The problem arises when this seat-of-the-pants incremental invent-patch-and-fix approach is applied to real systems – in particular a healthcare system. We end up with the same result – a Heath-Robinson contraption that is held together with Red Tape.

The complex bureaucracy both holds the system together and clogs up the working – and everyone knows it. It is not harmless though – it is expensive, slow and lethal.  How then do we remove the Red Tape to allow the machine to work more quickly, more safely and more affordably – without the whole contraption falling apart?

A good first step would be to stop adding yet more Red Tape. A sensible next step would be to learn how to make the Red Tap redundant before removing it. However, if we knew how to do that already we would not have let the Red Tapeworms infest our healthcare system in the first place!  This uncomfortable conclusion raises some questions …

What insight, knowledge and skill are we missing?
Where do we need to look to find the skills we lack?
Who knows how to safely eliminate the Red Tapeworms?
Can they teach the rest of us?
How long will it take us to learn and apply the knowledge?
Why might we justify continuing as we are?
Why might we want to maintain the status quo?
Why might we ignore the symptoms and not seek advice?
What are we scared of?

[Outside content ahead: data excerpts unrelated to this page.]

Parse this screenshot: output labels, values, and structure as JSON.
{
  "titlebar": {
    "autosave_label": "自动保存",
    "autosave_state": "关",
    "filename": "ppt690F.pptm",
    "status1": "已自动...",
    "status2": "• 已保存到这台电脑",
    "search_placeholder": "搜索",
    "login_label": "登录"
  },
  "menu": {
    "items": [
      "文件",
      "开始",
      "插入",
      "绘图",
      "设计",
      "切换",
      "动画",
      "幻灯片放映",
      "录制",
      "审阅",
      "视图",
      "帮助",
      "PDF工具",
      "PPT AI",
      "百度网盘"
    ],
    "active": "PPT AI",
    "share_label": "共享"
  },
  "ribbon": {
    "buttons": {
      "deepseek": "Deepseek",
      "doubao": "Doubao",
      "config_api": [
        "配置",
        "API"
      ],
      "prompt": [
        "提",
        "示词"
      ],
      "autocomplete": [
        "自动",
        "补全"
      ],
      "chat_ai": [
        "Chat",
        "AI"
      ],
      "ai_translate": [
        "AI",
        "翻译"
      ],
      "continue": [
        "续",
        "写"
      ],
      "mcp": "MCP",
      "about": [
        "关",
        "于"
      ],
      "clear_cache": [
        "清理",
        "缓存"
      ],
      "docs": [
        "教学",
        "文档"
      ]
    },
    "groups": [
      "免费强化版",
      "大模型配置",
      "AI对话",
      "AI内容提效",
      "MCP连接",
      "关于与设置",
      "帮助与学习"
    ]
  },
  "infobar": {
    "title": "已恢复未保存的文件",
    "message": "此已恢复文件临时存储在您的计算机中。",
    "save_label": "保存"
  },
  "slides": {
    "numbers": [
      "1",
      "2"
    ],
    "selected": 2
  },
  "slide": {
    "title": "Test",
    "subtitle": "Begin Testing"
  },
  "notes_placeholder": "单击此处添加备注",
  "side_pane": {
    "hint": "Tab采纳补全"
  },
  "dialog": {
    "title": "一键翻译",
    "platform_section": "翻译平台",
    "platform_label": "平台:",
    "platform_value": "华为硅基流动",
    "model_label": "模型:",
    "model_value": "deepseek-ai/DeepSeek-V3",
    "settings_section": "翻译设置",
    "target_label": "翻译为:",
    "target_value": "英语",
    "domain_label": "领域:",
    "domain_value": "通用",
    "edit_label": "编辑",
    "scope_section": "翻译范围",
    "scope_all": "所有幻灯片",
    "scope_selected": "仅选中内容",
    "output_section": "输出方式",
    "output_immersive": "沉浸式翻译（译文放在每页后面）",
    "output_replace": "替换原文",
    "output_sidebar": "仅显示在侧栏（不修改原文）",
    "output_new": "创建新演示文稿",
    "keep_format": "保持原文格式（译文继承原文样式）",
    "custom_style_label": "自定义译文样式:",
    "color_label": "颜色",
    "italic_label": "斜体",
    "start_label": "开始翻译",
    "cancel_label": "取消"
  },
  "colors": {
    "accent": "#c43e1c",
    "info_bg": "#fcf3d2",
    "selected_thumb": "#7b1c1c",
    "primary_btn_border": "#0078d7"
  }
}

Having to accept some humility?

That doesn’t sound like a large price to pay for improvement!

Anyone Heard of Henry Gantt?

Most managers have heard of Gantt charts and associate them with project management where they are widely used to help coordinate the separate threads of work so that the project finishes on time.

How many know about the man who invented them and why?

Henry Laurence Gantt (1861-1919) was an engineer and he invented the chart for a very different purpose – so that the workers and the managers could see at a glance the progress of the work and to see what was impairing the flow.  Decades before the invention of the computer, Henry Gantt created a simple and incredibly powerful visual tool for enabling workers and managers to improve processes together.

I know how simple and powerful the original Gantt chart is because I use it all the time for capturing the behaviour of a process in a visual form that stimulates constructive conversations which result in win-win-win improvements.  All you need is some squared paper, a pencil, a clock, a Mark I Eyeball or two, and a bit of practice.